RUBLIK DEPOK - Tajikistan, di bawah kepemimpinan Presiden Emomali Rahmon, kembali menjadi sorotan setelah memberlakukan larangan penggunaan hijab pada pekan lalu.

Langkah ini menuai kontroversi mengingat 96 persen penduduk negara itu merupakan umat Muslim, berdasarkan sensus penduduk tahun 2020. Larangan hijab ini merupakan kebijakan anti-Islam terbaru yang diterapkan Tajikistan.

Selain larangan hijab, sejumlah aturan anti-Islam lainnya telah diterapkan di negara Asia Tengah pecahan Uni Soviet ini, seperti melarang laki-laki menumbuhkan janggut, menggusur ribuan masjid, dan melarang penggunaan nama berbau Arab dan Islam.

Larangan pembentukan partai politik Islam, penggunaan pengeras suara masjid untuk mengumandangkan adzan, dan penggunaan bahasa Arab di sekolah-sekolah juga berlaku di Tajikistan.

Kalender nasional Tajikistan bahkan tidak memberikan warna merah pada dua hari besar Islam: Idulfitri dan Idul Adha. Meskipun demikian, pemerintah tetap mengumumkan kedua tanggal tersebut sebagai Hari Libur Nasional.

Kebijakan anti-Islam yang diterapkan di Tajikistan tak dapat dilepaskan dari pengaruh Presiden Emomali Rahmon, yang telah berkuasa sejak tahun 1994. Rahmon berupaya menjadikan Tajikistan negara sekuler dengan mempromosikan nilai-nilai sekuler dan mencegah praktik keagamaan dan keyakinan yang dianggap asing dari kehidupan politik dan sosial negara tersebut.
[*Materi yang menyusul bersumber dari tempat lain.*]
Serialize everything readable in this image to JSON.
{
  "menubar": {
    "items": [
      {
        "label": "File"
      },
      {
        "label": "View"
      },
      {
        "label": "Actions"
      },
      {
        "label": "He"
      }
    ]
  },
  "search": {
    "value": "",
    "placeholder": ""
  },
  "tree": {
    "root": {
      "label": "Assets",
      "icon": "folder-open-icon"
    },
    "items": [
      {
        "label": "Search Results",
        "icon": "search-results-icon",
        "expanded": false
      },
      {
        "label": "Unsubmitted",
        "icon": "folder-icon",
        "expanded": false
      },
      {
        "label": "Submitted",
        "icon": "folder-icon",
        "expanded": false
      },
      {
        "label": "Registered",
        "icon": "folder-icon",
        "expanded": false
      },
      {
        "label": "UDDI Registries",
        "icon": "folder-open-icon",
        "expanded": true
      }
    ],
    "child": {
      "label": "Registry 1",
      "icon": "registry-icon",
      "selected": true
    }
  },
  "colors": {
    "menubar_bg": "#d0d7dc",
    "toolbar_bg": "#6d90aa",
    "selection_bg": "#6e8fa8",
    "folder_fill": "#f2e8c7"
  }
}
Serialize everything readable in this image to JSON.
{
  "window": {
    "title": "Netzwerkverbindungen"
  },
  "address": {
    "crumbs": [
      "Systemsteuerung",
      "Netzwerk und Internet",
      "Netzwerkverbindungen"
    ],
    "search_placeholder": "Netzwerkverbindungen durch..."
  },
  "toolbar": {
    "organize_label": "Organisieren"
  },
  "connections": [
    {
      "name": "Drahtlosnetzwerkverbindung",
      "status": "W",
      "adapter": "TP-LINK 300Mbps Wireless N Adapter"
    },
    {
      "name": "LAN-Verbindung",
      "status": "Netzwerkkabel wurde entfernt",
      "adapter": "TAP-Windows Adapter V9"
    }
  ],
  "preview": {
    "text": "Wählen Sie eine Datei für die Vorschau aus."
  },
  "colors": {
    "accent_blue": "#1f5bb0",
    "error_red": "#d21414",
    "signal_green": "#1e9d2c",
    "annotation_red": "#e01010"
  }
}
Rahmon dapat dikatakan sebagai sosok yang secara tidak sengaja menjadi Presiden seumur hidup Tajikistan karena dukungan keadaan. Pada tahun 1991, Tajikistan merdeka dari Uni Soviet, dan tokoh komunis Rahmon Nabiyev menjadi presiden pertama Tajikistan setelah memenangkan pemilu langsung pertama dengan 57 persen suara.

Namun, kondisi Tajikistan jauh dari stabil, yang memicu pemberontakan dan demonstrasi di berbagai wilayah. Pada tahun 1992, demonstrasi anti-pemerintah di ibu kota Dushanbe berubah menjadi perang sipil antara pasukan pemerintah, kelompok Islam, dan kelompok pro-demokrasi. Perang sipil ini menewaskan 20.000 orang dan semakin memperburuk kondisi ekonomi Tajikistan yang baru merdeka.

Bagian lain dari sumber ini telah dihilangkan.